A working group set up by the county government to advise on pricing the facility is expected to provide its recommendations to county officials early in 2019, Kalish said.
The working group empaneled to look at fees for use of the aquatics center has been meeting sporadically since the spring. (Background on the effort is found at https://projects.arlingtonva.us/long-bridge-park-fees-work-group/.)
ETC Institute has worked with the Arlington government since 2002. The firm aims to collect 800 valid responses, which it says would give a 95-percent confidence level and margin of error of plus or minus 3.5 percent.
The aquatics center is slated to open in mid-2020. Last year, county staff estimated that first-year operating revenues would be about $3.19 million and expenses would be $4.25 million, leaving a gap of just over $1 million to be filled by taxpayers.
If that projection plays out, the financial prospects of the facility will be significantly improved from earlier iterations, which estimated the need for an annual subsidy ranging from $1.9 million to $3.8 million.
(Those figures represent only operating costs, and do not take into account the cost of paying off construction bonds, which could add an average $2.5 million to $3 million in annual expenses – more in the early years of the facility – for county taxpayers.)
Plans for a major pool complex as a centerpiece of Long Bridge Park in Crystal City long have been in the works, but the project has seen more unforeseen plot twists than a cheap detective novel.

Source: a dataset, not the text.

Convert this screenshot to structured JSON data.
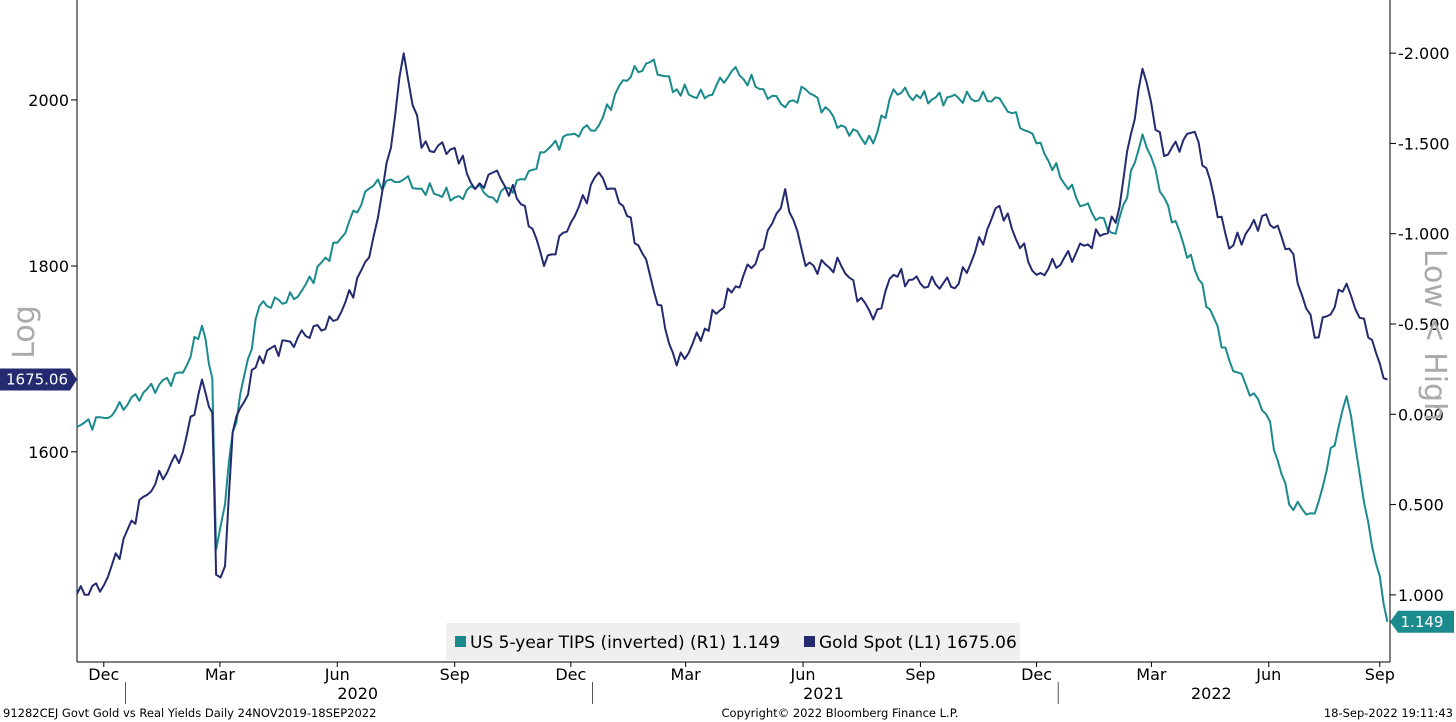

Arlington voters by a 76-percent majority in 2004 approved a park bond that, they were told at the time, included enough funding to cover the entire cost of the Long Bridge Park project, including an aquatics facility.
But, after a case of “mission creep” that saw the proposal balloon in scope and cost, county leaders in 2012 had to seek additional funding through another park bond, at a time when public discontent over what critics derided as gold-plated “vanity” projects in Arlington was beginning to gather steam.
Voters in November 2012 gave the request for more cash the green light, but the margin (63-percent support) was almost 20 percentage points lower than several other bond packages on the same ballot.
That tepid result was a foreshadowing of a nascent voter revolution that two years later propelled independent John Vihstadt to the County Board and, indirectly, led to the scuttling of two other major projects: the Columbia Pike streetcar, which never got past the planning stage, and the Artisphere arts center, which hemorrhaged money in its few years of operation.
After construction-cost estimates came in significantly higher than expected, then-County Manager Barbara Donnellan put the aquatics-center project on ice. Her successor, Mark Schwartz, resuscitated it but promised the size would be trimmed and amenities be more off-the-rack and less designer-label.
Arlington County Board members last November voted 4-1 in support of a design of the pool complex. The $54.7 million project cost – about $30 million less than the earlier incarnation – will include not just the aquatics/fitness center, but also an extension of Long Bridge Park’s esplanade, rain gardens, public art and parking.
The fact that Arlington leaders held a ground-breaking ceremony for the pool complex in late June without having firm operational-cost figures in hand is something that flummoxes Wayne Kubicki, a veteran civic activist who early on warned about the budget-busting nature of this project.
Kubicki voiced concern that the County Board’s “charge” to the group working on a plan for fees does not give them a revenue target to shoot for.
“One would have hoped that the county might have learned some lessons from the financial mess it created at Artisphere,” he said. “Let’s hope the results at the aquatics center are better.”